Located in the day lodge base, the Moonbeam Lodge serves upscale cafeteria food at breakfast, lunch and dinner. The Swedish meatballs with ligonberry jam are particularly noteworthy.
The narrowness of Little Cottonwood canyon can bring about a claustrophobic feeling. Snowbird and Alta seem wedged into their surrounds, a fact made quite plain by the concrete bunker hotels at Snowbird made to withstand a constant barrage of avalanches. Solitude's perch high up Big Cottonwood canyon is more spacious. The mountains rise slowly and gently up to the village before soaring into rocky peaks well above the village. It's a lovely, if less spectacular, setting.
No one would confuse Solitude's mock-European style village for St. Anton or Zermatt, but it's a better effort at most. The relatively small scale of the village is in fitting with the intimate feel of the resort. One main street winds its way past an ice rink and connects the condo complexes and Inn at Solitude with the slopes. No acccomodation is more than a 5 minute (in ski boots) walk from the base of the Apex chair.
Along the main street are a handful of restaurants, a bar and a ski shop.
Solitude has a number of dining options. Of the restaurants open in the evening, all except the Moonbeam Lodge, all of restaurants in Solitude itself are in the village.
St. Bernard's in the Inn at Solitude is the most well-regarded. It serves traditional European fare made with locally-sourced ingredients. A brightly and airy dining room is accented by a stone fireplace and high glass windows affording views of the slopes. The Library Bar, also in the Inn at Solitude, provides a relaxing spot for apres-ski or after dinner cocktails.
No trip to Solitude would be complete without an excursion to The Yurt. Guests can either walk, snowshoe or cross-country ski a short distance from the village to reach a tiny yurt set in amongst the woods. A gourment five-course meal awaits. (See the video above)
Across the plaza from the Inn at Solitude is the Honeycomb Grill, which serves typical American fare with an emphasis on steaks, chops and chicken. It also offers large windows that look over the mountains.
The Stone Haus Pizzeria and Creamery, as its name suggests, serves pizza and ice cream, making it a popular choice with kids of all ages. Cooking pizza at elevation is a challenge and the pizza is servicable, but unremarkable.

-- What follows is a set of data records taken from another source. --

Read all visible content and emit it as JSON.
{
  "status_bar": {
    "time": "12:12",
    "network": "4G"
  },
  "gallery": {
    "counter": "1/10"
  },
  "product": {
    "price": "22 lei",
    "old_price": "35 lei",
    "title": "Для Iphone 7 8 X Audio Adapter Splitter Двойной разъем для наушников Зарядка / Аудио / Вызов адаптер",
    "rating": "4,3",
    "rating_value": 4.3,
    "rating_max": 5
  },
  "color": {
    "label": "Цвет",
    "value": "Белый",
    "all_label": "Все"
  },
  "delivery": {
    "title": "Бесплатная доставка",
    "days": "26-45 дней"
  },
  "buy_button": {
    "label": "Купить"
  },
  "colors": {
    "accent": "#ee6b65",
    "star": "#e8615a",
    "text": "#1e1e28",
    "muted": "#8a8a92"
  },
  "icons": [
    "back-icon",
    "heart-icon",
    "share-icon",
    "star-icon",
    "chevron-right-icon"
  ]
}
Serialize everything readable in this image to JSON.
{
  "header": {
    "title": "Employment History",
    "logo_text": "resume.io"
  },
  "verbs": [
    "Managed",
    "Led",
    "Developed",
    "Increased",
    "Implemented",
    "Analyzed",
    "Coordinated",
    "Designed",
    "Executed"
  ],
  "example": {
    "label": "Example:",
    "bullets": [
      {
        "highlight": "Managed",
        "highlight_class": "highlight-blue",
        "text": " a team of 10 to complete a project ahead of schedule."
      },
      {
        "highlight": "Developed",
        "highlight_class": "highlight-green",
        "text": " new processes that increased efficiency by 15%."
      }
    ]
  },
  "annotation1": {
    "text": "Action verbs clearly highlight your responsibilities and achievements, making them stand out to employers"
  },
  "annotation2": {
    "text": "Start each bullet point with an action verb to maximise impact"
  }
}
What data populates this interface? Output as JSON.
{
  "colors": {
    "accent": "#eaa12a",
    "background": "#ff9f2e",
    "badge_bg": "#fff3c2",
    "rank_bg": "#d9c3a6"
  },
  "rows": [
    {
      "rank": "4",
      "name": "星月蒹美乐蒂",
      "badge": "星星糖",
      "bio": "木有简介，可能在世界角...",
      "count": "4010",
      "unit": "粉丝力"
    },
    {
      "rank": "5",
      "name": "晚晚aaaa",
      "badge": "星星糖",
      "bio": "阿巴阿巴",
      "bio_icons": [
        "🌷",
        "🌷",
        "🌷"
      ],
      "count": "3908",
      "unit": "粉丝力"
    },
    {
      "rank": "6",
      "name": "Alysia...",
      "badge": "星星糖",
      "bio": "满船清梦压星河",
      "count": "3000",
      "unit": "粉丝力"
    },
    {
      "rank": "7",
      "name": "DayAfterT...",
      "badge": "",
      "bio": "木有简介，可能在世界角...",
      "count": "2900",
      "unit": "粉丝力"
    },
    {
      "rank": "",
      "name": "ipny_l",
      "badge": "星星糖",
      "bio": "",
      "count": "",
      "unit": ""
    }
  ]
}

The Silver Fork Lodge is located just 3 minutes down the canyon from the Solitude village. Founded in 1943, the Silver Fork is a Big Cottonwood Canyon institution and a must-visit on any trip to Solitude. The menu is heavy on barbeque and steaks, but some vegetarian and seafood options are also available. The Silver Fork runs a free on-demand shuttle service for guests staying in the village.
The Solitude nordic center is a short drive from the village. The nordic center offers 20 km of trails for both skating and classic (track-set) cross country skiing. Snowshoeing is also a popular activity and Solitude maintains 10 km of snowshoing trails.

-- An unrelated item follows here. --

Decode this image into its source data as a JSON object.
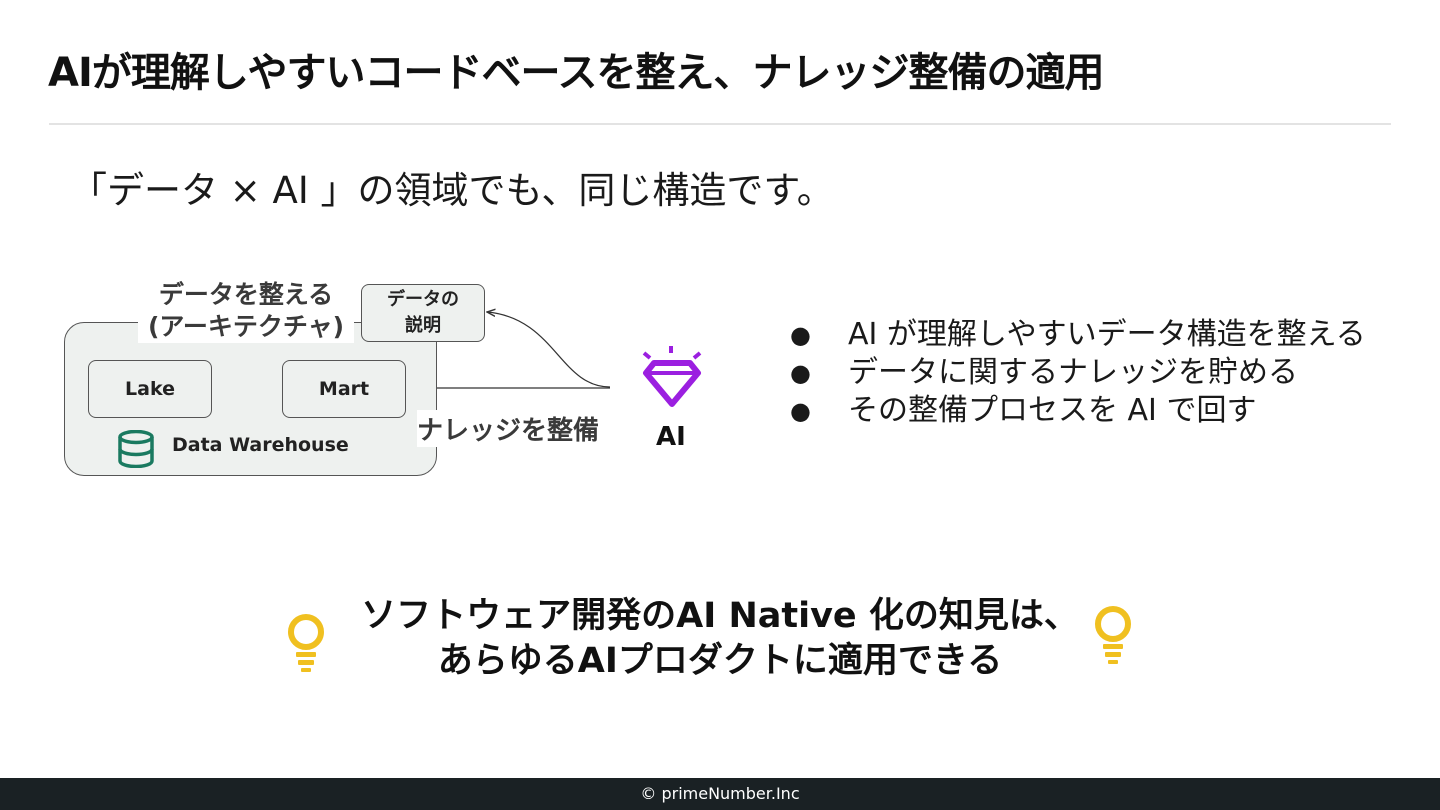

The snowshoeing and nordic trails are generally suited for beginner and intermediate participants, but are at high elevation. Acclimation to the high alpine climate can take a few days, so be careful!

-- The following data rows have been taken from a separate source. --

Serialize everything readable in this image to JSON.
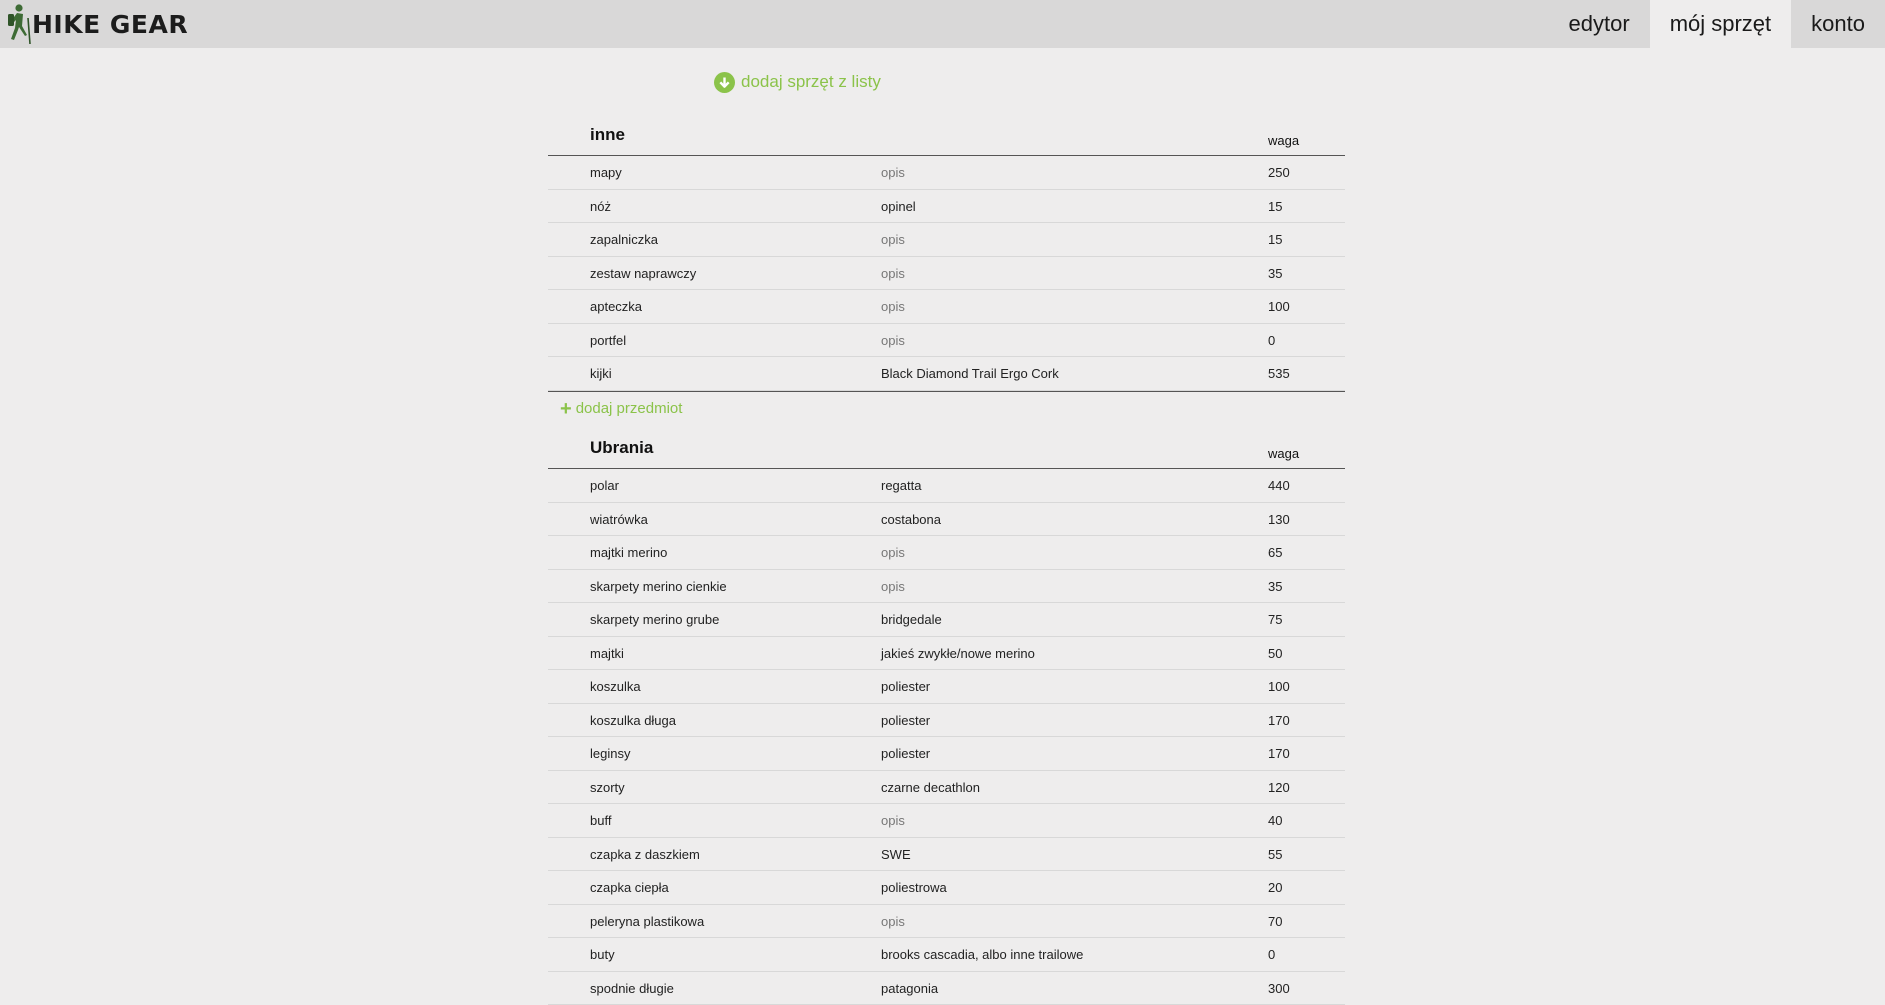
{
  "app": {
    "logo_text": "HIKE GEAR"
  },
  "nav": {
    "items": [
      "edytor",
      "mój sprzęt",
      "konto"
    ],
    "active": "mój sprzęt"
  },
  "add_from_list_label": "dodaj sprzęt z listy",
  "add_item_label": "dodaj przedmiot",
  "colors": {
    "accent": "#8bc34a",
    "topbar": "#d9d8d8",
    "background": "#eeeded"
  },
  "sections": [
    {
      "title": "inne",
      "weight_header": "waga",
      "items": [
        {
          "name": "mapy",
          "desc": "opis",
          "desc_placeholder": true,
          "weight": "250"
        },
        {
          "name": "nóż",
          "desc": "opinel",
          "desc_placeholder": false,
          "weight": "15"
        },
        {
          "name": "zapalniczka",
          "desc": "opis",
          "desc_placeholder": true,
          "weight": "15"
        },
        {
          "name": "zestaw naprawczy",
          "desc": "opis",
          "desc_placeholder": true,
          "weight": "35"
        },
        {
          "name": "apteczka",
          "desc": "opis",
          "desc_placeholder": true,
          "weight": "100"
        },
        {
          "name": "portfel",
          "desc": "opis",
          "desc_placeholder": true,
          "weight": "0"
        },
        {
          "name": "kijki",
          "desc": "Black Diamond Trail Ergo Cork",
          "desc_placeholder": false,
          "weight": "535"
        }
      ]
    },
    {
      "title": "Ubrania",
      "weight_header": "waga",
      "items": [
        {
          "name": "polar",
          "desc": "regatta",
          "desc_placeholder": false,
          "weight": "440"
        },
        {
          "name": "wiatrówka",
          "desc": "costabona",
          "desc_placeholder": false,
          "weight": "130"
        },
        {
          "name": "majtki merino",
          "desc": "opis",
          "desc_placeholder": true,
          "weight": "65"
        },
        {
          "name": "skarpety merino cienkie",
          "desc": "opis",
          "desc_placeholder": true,
          "weight": "35"
        },
        {
          "name": "skarpety merino grube",
          "desc": "bridgedale",
          "desc_placeholder": false,
          "weight": "75"
        },
        {
          "name": "majtki",
          "desc": "jakieś zwykłe/nowe merino",
          "desc_placeholder": false,
          "weight": "50"
        },
        {
          "name": "koszulka",
          "desc": "poliester",
          "desc_placeholder": false,
          "weight": "100"
        },
        {
          "name": "koszulka długa",
          "desc": "poliester",
          "desc_placeholder": false,
          "weight": "170"
        },
        {
          "name": "leginsy",
          "desc": "poliester",
          "desc_placeholder": false,
          "weight": "170"
        },
        {
          "name": "szorty",
          "desc": "czarne decathlon",
          "desc_placeholder": false,
          "weight": "120"
        },
        {
          "name": "buff",
          "desc": "opis",
          "desc_placeholder": true,
          "weight": "40"
        },
        {
          "name": "czapka z daszkiem",
          "desc": "SWE",
          "desc_placeholder": false,
          "weight": "55"
        },
        {
          "name": "czapka ciepła",
          "desc": "poliestrowa",
          "desc_placeholder": false,
          "weight": "20"
        },
        {
          "name": "peleryna plastikowa",
          "desc": "opis",
          "desc_placeholder": true,
          "weight": "70"
        },
        {
          "name": "buty",
          "desc": "brooks cascadia, albo inne trailowe",
          "desc_placeholder": false,
          "weight": "0"
        },
        {
          "name": "spodnie długie",
          "desc": "patagonia",
          "desc_placeholder": false,
          "weight": "300"
        }
      ]
    }
  ]
}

A free shuttle runs regularly in winter to and from the village.
Solitude offers a small ice skating rink in the center of the village. The rink also has a nearby firepit which comes in handy on cold days. One drawback to Solitude's legendary snowfall is that during particularly snowy times, the ice rink becomes a dumping ground for excess snow and can be closed until the resort is able to dig out.
Guests in one of Solitude's condominiums also enjoy access to Club Solitude. Club Solitude has an outdoor pool, hot tubs, a sauna and recreation room with X-boxes.